Let \(x\) be the maximum size of a set of dishes \(S\) such that the total sweetness does not exceed \(X\) and the total saltiness does not exceed \(Y\). Then, the answer to the original problem can be represented as \(\min(x+1, N)\). (Proof: obvious if \(x=N\). If \(x<N\), he can eat at least \((x+1)\) dishes by eating those in \(S\) first, and if he could eat \((x+2)\) dishes, one can take \(S\) of size \((x+1)\), which is a contradiction. Thus, he can eat at most \((x+1)\) dishes.)

Now let us try to find the maximum number of dishes that can chosen so that the total sweetness and saltiness do not exceed \(X\) and \(Y\), respectively. One of the simplest approaches would be defining the following DP (Dynamic Programming), but the complexity amount to \(O(NXY)\), which is to heavy:

• \(dp_{i,j,k}=(\)the maximum number of dishes that can be chosen from dishes \(1,2,\dots,i\) so that the total sweetness is exactly \(j\) and the total saltiness is exactly \(k\)).

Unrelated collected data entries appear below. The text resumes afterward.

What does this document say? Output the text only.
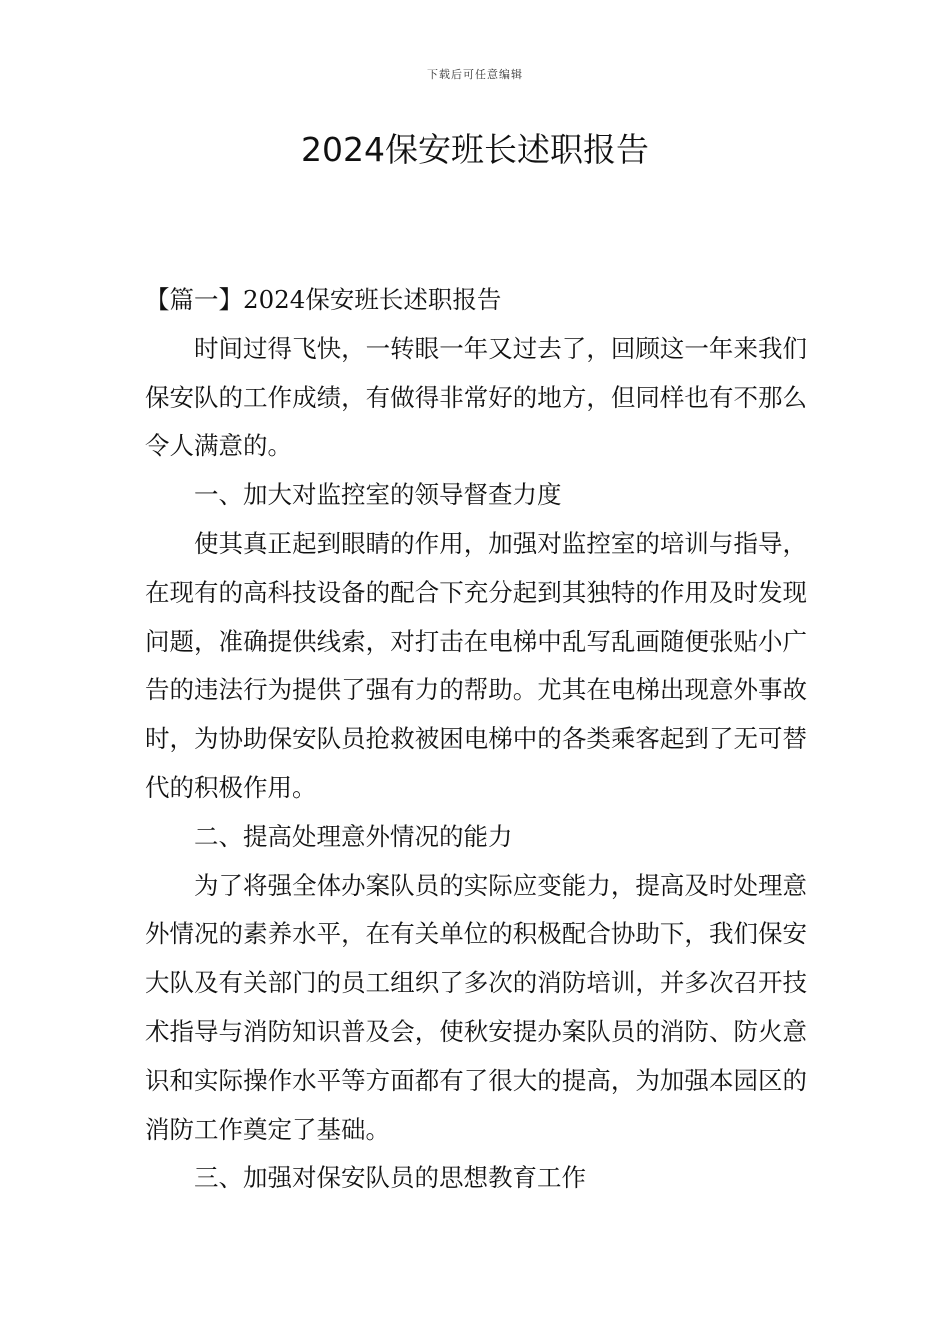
下载后可任意编辑
2024保安班长述职报告

【篇一】2024保安班长述职报告

时间过得飞快，一转眼一年又过去了，回顾这一年来我们保安队的工作成绩，有做得非常好的地方，但同样也有不那么令人满意的。

一、加大对监控室的领导督查力度

使其真正起到眼睛的作用，加强对监控室的培训与指导，在现有的高科技设备的配合下充分起到其独特的作用及时发现问题，准确提供线索，对打击在电梯中乱写乱画随便张贴小广告的违法行为提供了强有力的帮助。尤其在电梯出现意外事故时，为协助保安队员抢救被困电梯中的各类乘客起到了无可替代的积极作用。

二、提高处理意外情况的能力

为了将强全体办案队员的实际应变能力，提高及时处理意外情况的素养水平，在有关单位的积极配合协助下，我们保安大队及有关部门的员工组织了多次的消防培训，并多次召开技术指导与消防知识普及会，使秋安提办案队员的消防、防火意识和实际操作水平等方面都有了很大的提高，为加强本园区的消防工作奠定了基础。

三、加强对保安队员的思想教育工作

Instead, noticing that the value of \(N\) is fairly smaller than those of \(X\) and \(Y\) in this problem, we take the following typical approach: swapping the key and value of DP. Specifically, bring the number of dishes to the key and total saltiness to the value to define:

• \(dp_{i,j,k}=(\)the minimum total saltiness when choosing exactly \(k\) dishes from dishes \(1,2,\dots,i\) so that the total sweetness is exactly \(j\)).

This way, the DP table can be filled in a total of \(O(N^2X)\) time. All that left is to find the maximum \(k\) such that there exists \(j\) with \(dp'_{N,j,k} \leq Y\).

Sample code (C++):

#include <bits/stdc++.h>

using namespace std;

void chmin(int &a, int b) { a = min(a, b); }

int main() {
    int n, x, y;
    cin >> n >> x >> y;
    vector<int> a(n), b(n);
    for (int i = 0; i < n; i++) {
        cin >> a[i] >> b[i];
    }
    vector dp(n + 1, vector(n + 1, vector<int>(x + 1, 1e9)));
    dp[0][0][0] = 0;
    for (int i = 0; i < n; i++) {
        for (int j = 0; j <= i; j++) {
            for (int k = 0; k <= x; k++) {
                chmin(dp[i + 1][j][k], dp[i][j][k]);
                if (k + a[i] <= x) {
                    chmin(dp[i + 1][j + 1][k + a[i]], dp[i][j][k] + b[i]);
                }
            }
        }
    }
    for (int i = n; i >= 0; i--) {
        for (int j = 0; j <= x; j++) {
            if (dp[n][i][j] <= y) {
                cout << min(i + 1, n) << endl;
                return 0;
            }
        }
    }
}